— Он поразительно хорош собой, — подытожила Элизабет, возвращая Руби снимок. — А глаза у него зеленые, как у тебя?
— Другого оттенка, но зеленые. Ему идет?
— О да. Волосы он зачесывает назад и, похоже, смазывает макасаровым маслом — значит, для высоких кресел ему понадобятся накидки, чтобы не пачкать обивку.
— Нет, это не масло. Он заплетает волосы в косичку.
— В косичку?
— Да, так хотел Сун.
— Восемь лет уже прошло. Еще четыре — и ты увидишь сына.
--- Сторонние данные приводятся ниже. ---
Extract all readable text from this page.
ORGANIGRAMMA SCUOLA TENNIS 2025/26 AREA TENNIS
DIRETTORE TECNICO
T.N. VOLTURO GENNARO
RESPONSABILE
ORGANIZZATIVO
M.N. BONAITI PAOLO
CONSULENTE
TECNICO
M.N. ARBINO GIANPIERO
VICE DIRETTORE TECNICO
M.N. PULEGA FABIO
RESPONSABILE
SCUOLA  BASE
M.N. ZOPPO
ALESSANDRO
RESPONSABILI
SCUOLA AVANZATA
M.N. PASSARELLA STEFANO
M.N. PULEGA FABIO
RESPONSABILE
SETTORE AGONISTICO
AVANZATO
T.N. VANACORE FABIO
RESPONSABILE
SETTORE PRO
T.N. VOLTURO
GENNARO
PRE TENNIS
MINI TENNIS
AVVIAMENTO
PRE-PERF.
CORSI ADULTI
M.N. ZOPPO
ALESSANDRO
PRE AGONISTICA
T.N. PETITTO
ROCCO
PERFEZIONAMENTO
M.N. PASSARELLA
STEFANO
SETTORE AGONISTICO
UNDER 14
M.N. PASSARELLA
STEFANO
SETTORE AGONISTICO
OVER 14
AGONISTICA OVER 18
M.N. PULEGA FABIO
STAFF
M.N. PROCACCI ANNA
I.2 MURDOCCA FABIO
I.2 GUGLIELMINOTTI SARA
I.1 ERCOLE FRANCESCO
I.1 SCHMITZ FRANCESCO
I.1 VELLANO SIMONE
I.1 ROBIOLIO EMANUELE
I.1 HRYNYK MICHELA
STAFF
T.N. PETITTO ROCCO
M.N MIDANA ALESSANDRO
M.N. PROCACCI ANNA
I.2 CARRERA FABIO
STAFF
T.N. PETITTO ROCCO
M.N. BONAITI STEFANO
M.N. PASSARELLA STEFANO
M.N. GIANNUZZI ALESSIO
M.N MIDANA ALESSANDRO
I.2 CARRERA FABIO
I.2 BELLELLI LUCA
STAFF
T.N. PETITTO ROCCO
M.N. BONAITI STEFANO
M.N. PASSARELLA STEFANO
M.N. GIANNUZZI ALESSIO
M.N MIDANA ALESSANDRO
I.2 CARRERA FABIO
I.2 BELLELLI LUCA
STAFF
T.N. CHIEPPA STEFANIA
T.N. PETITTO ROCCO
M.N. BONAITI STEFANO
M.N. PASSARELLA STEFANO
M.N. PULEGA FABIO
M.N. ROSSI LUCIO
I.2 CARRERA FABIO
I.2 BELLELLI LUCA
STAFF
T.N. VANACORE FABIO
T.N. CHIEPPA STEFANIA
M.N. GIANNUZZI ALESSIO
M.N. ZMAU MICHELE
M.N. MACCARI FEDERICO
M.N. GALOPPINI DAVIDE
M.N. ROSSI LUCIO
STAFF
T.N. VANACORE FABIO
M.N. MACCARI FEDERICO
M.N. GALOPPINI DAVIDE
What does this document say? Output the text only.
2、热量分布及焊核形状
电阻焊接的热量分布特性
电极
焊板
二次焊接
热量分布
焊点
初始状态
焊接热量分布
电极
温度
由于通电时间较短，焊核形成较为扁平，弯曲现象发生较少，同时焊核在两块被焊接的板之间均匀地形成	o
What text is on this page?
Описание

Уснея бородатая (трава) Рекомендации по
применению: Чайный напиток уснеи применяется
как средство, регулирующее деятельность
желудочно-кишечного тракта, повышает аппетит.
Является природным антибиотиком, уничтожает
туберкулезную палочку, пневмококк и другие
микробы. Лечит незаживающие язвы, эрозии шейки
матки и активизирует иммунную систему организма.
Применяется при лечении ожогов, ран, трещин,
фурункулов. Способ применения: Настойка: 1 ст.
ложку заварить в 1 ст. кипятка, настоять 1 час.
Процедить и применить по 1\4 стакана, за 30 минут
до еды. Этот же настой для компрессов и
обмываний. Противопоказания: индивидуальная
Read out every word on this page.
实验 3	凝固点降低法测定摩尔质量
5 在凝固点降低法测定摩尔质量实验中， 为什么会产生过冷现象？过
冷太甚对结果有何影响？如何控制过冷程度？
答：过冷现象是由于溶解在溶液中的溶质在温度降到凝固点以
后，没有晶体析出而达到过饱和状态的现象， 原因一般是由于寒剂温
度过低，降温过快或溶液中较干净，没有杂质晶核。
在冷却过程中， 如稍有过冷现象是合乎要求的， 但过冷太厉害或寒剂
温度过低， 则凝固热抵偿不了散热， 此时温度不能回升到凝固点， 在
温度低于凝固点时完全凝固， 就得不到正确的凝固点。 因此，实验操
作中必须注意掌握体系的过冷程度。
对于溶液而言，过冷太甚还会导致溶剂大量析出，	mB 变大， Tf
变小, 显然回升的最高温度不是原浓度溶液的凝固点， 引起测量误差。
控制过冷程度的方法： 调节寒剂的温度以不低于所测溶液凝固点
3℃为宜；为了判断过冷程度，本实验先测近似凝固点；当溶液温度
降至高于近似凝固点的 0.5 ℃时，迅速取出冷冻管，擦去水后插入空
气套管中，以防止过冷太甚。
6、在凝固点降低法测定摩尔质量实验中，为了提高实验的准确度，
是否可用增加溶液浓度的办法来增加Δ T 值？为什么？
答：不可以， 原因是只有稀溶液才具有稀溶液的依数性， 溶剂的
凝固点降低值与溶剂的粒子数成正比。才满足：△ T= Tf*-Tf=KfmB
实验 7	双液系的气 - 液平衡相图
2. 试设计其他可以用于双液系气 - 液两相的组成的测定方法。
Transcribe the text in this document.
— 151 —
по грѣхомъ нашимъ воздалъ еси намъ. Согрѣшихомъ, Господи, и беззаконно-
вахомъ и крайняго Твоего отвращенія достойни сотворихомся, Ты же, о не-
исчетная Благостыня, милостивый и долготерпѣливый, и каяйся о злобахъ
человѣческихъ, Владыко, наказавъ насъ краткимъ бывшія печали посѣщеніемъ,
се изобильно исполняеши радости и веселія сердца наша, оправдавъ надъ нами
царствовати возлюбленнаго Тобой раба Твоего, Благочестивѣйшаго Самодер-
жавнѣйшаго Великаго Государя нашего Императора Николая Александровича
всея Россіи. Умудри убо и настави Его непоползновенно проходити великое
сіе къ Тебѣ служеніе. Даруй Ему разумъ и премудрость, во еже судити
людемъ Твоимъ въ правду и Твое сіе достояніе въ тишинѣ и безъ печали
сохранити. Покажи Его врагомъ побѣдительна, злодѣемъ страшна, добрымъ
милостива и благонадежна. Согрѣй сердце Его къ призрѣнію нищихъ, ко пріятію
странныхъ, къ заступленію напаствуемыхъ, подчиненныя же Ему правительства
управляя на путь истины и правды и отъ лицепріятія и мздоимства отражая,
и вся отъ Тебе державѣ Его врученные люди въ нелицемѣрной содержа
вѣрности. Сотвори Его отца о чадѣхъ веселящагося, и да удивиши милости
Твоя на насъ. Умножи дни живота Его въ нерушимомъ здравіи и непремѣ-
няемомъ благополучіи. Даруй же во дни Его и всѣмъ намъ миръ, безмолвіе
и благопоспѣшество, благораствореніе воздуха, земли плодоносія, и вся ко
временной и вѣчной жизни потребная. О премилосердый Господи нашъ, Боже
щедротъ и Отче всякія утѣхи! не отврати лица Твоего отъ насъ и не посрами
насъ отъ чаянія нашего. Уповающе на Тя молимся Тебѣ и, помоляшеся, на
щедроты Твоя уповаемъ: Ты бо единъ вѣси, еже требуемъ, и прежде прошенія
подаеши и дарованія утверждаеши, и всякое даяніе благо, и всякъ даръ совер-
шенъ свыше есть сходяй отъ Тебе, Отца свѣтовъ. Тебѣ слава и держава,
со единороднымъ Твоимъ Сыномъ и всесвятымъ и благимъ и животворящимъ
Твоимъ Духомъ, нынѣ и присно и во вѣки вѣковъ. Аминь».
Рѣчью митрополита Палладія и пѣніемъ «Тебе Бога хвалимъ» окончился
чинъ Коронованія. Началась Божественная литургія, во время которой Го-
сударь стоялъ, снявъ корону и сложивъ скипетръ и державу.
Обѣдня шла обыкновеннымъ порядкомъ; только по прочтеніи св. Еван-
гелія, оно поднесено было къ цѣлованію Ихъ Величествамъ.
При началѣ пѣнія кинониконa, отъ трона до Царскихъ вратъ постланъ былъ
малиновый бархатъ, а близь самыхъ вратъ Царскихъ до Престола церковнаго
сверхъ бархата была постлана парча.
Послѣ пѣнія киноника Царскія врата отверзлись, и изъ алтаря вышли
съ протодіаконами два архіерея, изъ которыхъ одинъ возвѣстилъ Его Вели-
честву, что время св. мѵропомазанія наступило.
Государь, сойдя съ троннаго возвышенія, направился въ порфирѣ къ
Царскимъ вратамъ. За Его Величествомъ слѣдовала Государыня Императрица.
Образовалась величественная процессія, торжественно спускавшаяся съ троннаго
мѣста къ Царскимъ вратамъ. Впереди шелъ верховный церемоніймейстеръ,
«Всего четыре года, — думала Руби, спускаясь в вагоне в Кинросс. — Целая вечность прошла, и еще вечность впереди. Я никогда не услышу, как у него ломается голос, не увижу первую щетину на подбородке, пропущу тот удивительный и сокрушительный момент, когда ребенок, сын, становится мужчиной. Каждое его письмо я перевязываю нефритово-зеленой лентой и складываю в нефритовую шкатулку, каждое слово из его писем я знаю наизусть, но вернется он ко мне уже чужим. Я не решилась признаться Элизабет, что с трудом узнала его на снимке, — разве я могла? И что несколько часов рыдала, оплакивая его и мою потерю? Мое единственное утешение — глаза на этой фотографии: спокойные, уверенные, безмятежные, бесстрашные. Как только он привык к горечи разлуки, у него началась новая жизнь в школе Проктора — увлекательная, насыщенная. Больше мне не о чем мечтать, разве что надеяться, чтобы он осмотрительно выбрал себе пару. Александр лелеет мечту поженить его с Нелл, но я не знаю, сочтет ли он привлекательной такую женщину, как она. Даже в пять лет она слишком резка и деловита и очень уж своенравна. А что поделать! Элизабет вынуждена посвящать все свое время Анне, воспитывать Нелл ей попросту некогда. Девочка — точная копия Александра, а Ли, конечно, его обожает, но вряд ли так же отнесется и к его дочери. Но об этом потом, не сейчас. Пройдет еще четыре года, прежде чем я узнаю, каким мужчиной стал мой сын. Когда Ли вернется, ему будет двадцать один год — взрослый человек, сам себе хозяин. Мой малыш станет юристом, я отпишу ему долю компании „Апокалипсис“. И он будет заседать в совете директоров компании, как чужой…»
Устав от мучительных раздумий, Руби засмотрелась на Кинросс. Как изменился город! Исчезли уродливые черты бывшего прииска, появились мощеные дороги, бордюры и сточные канавы, обсаженные деревьями улицы и новые кирпичные здания, в том числе отель «Кинросс» и церковь Святого Андрея. У главной площади, посредине которой разбили сквер, росло новое здание — мечта Александра, оперный театр. Почему в Галгонге есть театр, в Батерсте даже три, а в Кинроссе — ни единого? Почти все дома в центре города строили из дерева, последнюю мазанку снесли, когда возвели новое кирпичное здание школы. Даже больница выглядела респектабельно. Река протекала между бетонными набережными со скамьями, деревьями и узорными фонарями — впрочем, вода, как и прежде, была грязной.